Thank you, Mr. Chair, Mr. Ray, Ms. Phillips and Ms. Virag.
Since this Board first adopted Auditing Standard No. 2 in March of 2004, much energy, ink and angst has been spent debating how auditors should go about the internal control audit, how invasive it should be, and how much it should cost. In my mind, this debate has often focused on the trees (should the auditor provide one or two opinions? should the auditor look at major classes of transactions and significant processes? should auditors and company managers test the same controls, in the same way and with the same frequency?), losing sight of the forest.
I support the auditing standard before us today. I support it because it requires auditors to perform a full and meaningful audit of a company's internal controls over financial reporting, and to report the results of that work to the company's owners and prospective owners. The standard lays out clear objectives that auditors must meet and for which they will be held accountable.

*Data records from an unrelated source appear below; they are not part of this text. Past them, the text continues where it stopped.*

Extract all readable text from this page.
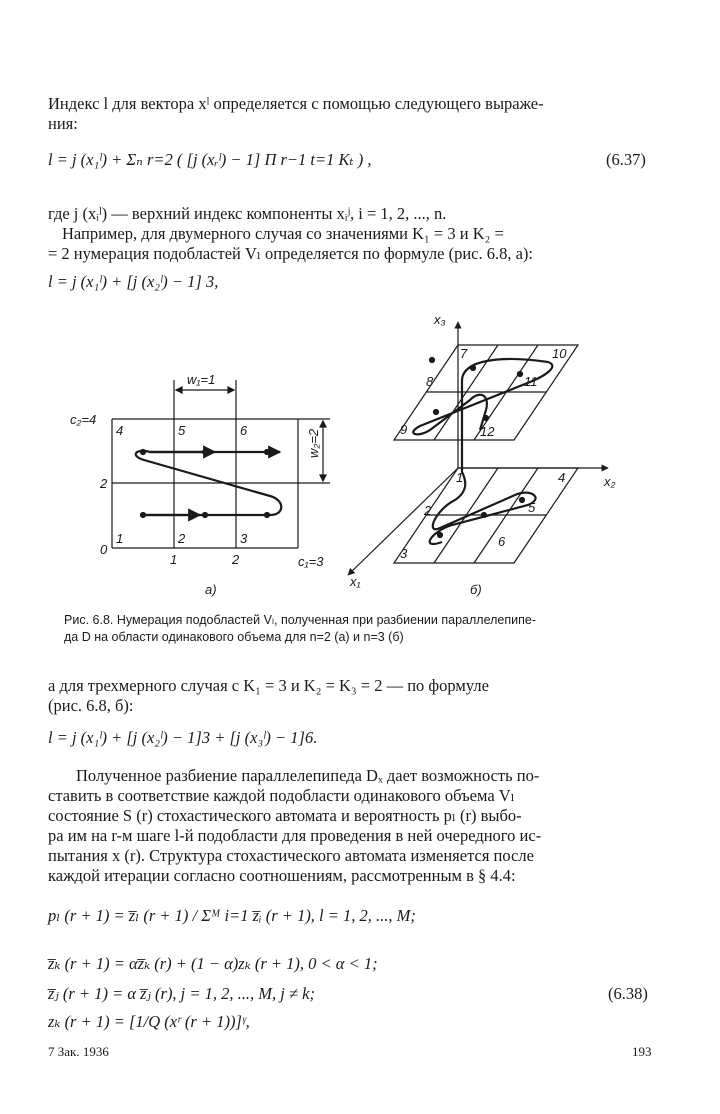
Индекс l для вектора xˡ определяется с помощью следующего выраже-
ния:
l = j (x₁ˡ) + Σₙ r=2 ( [j (xᵣˡ) − 1] Π r−1 t=1 Kₜ ) ,	(6.37)
где j (xᵢˡ) — верхний индекс компоненты xᵢʲ, i = 1, 2, ..., n.
Например, для двумерного случая со значениями K₁ = 3 и K₂ =
= 2 нумерация подобластей Vₗ определяется по формуле (рис. 6.8, a):
l = j (x₁ˡ) + [j (x₂ˡ) − 1] 3,
w₁=1
w₂=2
c₂=4
2
0
1	2	c₁=3
1	2	3
4	5	6
a)
x₃
x₂
x₁
7
8
9
10
11
12
1
2
3
4
5
6
б)
Рис. 6.8. Нумерация подобластей Vₗ, полученная при разбиении параллелепипе-
да D на области одинакового объема для n=2 (a) и n=3 (б)
а для трехмерного случая с K₁ = 3 и K₂ = K₃ = 2 — по формуле
(рис. 6.8, б):
l = j (x₁ˡ) + [j (x₂ˡ) − 1]3 + [j (x₃ˡ) − 1]6.
Полученное разбиение параллелепипеда Dₓ дает возможность по-
ставить в соответствие каждой подобласти одинакового объема Vₗ
состояние S (r) стохастического автомата и вероятность pₗ (r) выбо-
ра им на r-м шаге l-й подобласти для проведения в ней очередного ис-
пытания x (r). Структура стохастического автомата изменяется после
каждой итерации согласно соотношениям, рассмотренным в § 4.4:
pₗ (r + 1) = z̅ₗ (r + 1) / Σᴹ i=1 z̅ᵢ (r + 1), l = 1, 2, ..., M;
z̅ₖ (r + 1) = αz̅ₖ (r) + (1 − α)zₖ (r + 1), 0 < α < 1;
z̅ⱼ (r + 1) = α z̅ⱼ (r), j = 1, 2, ..., M, j ≠ k;	(6.38)
zₖ (r + 1) = [1/Q (xʳ (r + 1))]ᵞ,
7 Зак. 1936	193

Most importantly, I believe that these objectives rationally relate to the purpose of the internal control audit – that is, to provide investors with the independent auditor's reasoned and reasonable judgment as to whether a company's controls are structured so that financial reporting is likely to be materially accurate. Secondarily but certainly not incidentally, auditors should be able to meet the objectives of this standard in a way that does not require the expenditure of unnecessary resources. This, gentle listeners, is the forest. Might an auditing standard be written that creates a similar forest, but with a different set of trees than the one before us today? Most certainly. But, in my humble opinion, AS5 represents this Board's best collective balancing of the competing interests that have been voiced during what all who have participated in it must certainly agree has been a full and open opportunity for comment. With our action today, I look forward to joining with my colleagues on the Board and staff to move on to address other critical issues in the area of standards-setting.